Abstract
241406
Introduction: The integrated positron emission tomography/magnetic resonance imaging (PET/MRI) system is commonly the preferred device in whole-brain imaging, which enable to provide precise anatomical and functional information with exceptional sensitivity and accuracy. However, it still suffers some limitations such as the radiation exposure risks and economic costs from radiopharmaceuticals. But the reduction of the injection dose may significantly affect the quality of brain PET images, resulting in increased image noise and decreased contrast. To decrease patient burden without sacrificing image quality, we introduced spatial brain anatomical alignment information for low-dose whole-brain PET and MR images to synthesize high-quality PET images.
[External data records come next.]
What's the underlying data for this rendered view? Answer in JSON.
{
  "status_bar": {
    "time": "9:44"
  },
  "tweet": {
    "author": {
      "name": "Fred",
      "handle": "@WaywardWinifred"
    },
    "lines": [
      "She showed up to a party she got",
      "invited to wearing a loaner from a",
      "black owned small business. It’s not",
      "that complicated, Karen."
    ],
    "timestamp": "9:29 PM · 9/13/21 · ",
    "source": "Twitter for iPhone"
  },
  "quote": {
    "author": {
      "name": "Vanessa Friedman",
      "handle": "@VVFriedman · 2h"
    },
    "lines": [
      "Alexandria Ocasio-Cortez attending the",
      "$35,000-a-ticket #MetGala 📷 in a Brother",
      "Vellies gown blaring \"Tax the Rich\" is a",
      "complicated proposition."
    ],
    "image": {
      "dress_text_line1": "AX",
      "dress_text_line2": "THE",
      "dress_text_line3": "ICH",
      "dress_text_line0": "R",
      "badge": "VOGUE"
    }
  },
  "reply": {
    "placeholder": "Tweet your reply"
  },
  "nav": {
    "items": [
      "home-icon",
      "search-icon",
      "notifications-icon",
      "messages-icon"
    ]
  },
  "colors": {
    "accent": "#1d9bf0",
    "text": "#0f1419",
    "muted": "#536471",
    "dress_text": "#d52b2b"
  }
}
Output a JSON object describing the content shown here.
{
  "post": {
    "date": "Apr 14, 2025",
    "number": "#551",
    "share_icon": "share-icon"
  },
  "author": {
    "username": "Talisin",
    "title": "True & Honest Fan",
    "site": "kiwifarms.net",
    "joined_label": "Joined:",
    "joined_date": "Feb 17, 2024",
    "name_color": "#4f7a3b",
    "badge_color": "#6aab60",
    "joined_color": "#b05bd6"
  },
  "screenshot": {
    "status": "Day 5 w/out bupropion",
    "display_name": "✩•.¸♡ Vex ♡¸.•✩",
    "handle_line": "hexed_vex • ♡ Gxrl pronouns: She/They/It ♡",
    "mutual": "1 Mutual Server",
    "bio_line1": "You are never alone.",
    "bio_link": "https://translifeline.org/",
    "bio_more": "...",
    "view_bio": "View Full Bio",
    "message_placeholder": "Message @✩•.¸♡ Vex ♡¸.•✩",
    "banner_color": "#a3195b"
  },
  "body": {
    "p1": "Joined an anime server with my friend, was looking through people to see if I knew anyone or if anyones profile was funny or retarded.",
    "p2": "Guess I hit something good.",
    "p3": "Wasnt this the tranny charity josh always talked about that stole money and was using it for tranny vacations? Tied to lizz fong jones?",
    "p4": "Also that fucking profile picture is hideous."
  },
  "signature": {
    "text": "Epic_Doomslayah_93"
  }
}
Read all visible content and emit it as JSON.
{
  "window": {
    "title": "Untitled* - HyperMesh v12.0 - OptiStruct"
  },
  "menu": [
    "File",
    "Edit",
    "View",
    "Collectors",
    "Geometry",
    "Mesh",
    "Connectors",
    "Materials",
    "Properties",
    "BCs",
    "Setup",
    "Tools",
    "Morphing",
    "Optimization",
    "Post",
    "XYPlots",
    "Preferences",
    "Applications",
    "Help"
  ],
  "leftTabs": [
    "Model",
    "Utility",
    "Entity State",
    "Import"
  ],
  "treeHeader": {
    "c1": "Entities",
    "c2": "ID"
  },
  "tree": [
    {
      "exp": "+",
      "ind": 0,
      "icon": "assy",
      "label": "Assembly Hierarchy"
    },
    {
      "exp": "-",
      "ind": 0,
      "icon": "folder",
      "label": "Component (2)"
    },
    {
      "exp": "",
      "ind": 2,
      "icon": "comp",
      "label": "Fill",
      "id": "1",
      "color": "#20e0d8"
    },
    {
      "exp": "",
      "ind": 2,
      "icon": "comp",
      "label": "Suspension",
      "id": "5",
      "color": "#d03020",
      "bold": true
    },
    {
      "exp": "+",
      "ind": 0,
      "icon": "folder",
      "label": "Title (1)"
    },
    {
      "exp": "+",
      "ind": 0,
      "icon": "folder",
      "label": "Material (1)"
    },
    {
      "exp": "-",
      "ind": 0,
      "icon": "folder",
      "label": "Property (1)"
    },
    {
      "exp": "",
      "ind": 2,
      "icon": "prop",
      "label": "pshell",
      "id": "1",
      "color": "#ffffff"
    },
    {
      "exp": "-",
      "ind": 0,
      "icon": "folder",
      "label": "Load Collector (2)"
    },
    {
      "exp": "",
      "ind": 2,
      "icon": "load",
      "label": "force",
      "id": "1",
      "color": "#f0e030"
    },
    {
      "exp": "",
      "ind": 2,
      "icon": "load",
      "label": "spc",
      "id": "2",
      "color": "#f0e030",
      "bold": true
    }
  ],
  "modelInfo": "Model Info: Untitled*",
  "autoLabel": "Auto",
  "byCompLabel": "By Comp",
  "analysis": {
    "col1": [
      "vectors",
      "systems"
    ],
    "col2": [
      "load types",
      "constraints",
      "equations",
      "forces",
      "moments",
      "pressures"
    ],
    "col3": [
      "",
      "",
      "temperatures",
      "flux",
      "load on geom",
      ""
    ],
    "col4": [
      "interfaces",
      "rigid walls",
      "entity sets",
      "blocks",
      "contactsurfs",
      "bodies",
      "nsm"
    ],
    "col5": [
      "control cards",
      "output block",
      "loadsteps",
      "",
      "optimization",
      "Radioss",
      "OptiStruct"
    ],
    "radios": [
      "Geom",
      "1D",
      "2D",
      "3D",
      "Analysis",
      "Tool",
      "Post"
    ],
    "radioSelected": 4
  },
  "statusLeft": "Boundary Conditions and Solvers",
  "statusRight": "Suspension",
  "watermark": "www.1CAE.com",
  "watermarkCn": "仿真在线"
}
Methods: To improve the quality of low-dose whole-brain images, an adaptive 3D neural network with a spatial brain transform (SBF) module was proposed. Freesufer software was used to derive spatial brain anatomical alignment information, which was subsequently fused with low-dose PET and MR features through the SBF module. To assess the quality of the generated high-dose PET images, the peak signal-to-noise ratio (PSNR), structural similarity index measure (SSIM) and Pearson correlation coefficient (PCC) were used for analyses. Moreover, the t test was also used for statistical analysis of the data from different brain regions. Furthermore, several deep learning methods, including CNN, REDCNN, REDCNN3D, UNet and UNet3D, were employed as comparison measures to evaluate the model performance. In addition to objectively assessing image quality with quantitative indicators, we performed volume of interest (VOI) analysis based on different brain regions to determine the standardized uptake value (SUV) distribution.
Results: Brain data were collected from 100 patients (23 males, 77 females). Both the visual and quantitative results showed that our approach achieved better model performance. The obtained PSNR and SSIM were 41.96 ± 4.91 dB (p<0.01) and 0.9654 ± 0.0215 (p<0.01), respectively, which, respectively achieved a 19% and 20% improvement compared with the original low-dose brain PET images. In comparison to the UNet3D model, which achieved the best quantitative results among other methods, had a PSNR of 41.10 ± 5.57 dB and an SSIM of 0.9547 ± 0.0322, which were still inferior to our method. The volume of interest (VOI) analysis of brain regions such as the left thalamus (PCC = 0.959) also showed that the proposed method could achieve a more accurate standardized uptake value (SUV) distribution while preserving the details of brain structures.
Conclusions: In this work, we have developed a 3D whole-brain image enhancement model combined with an SBF module to integrate PET-MR features and spatial brain anatomical alignment information, which achieved superior performance in accurate whole-brain PET image improvement. In future works, we attempted to apply our method to other multimodal systems, such as PET/CT, to assist clinical brain disease diagnosis and treatment.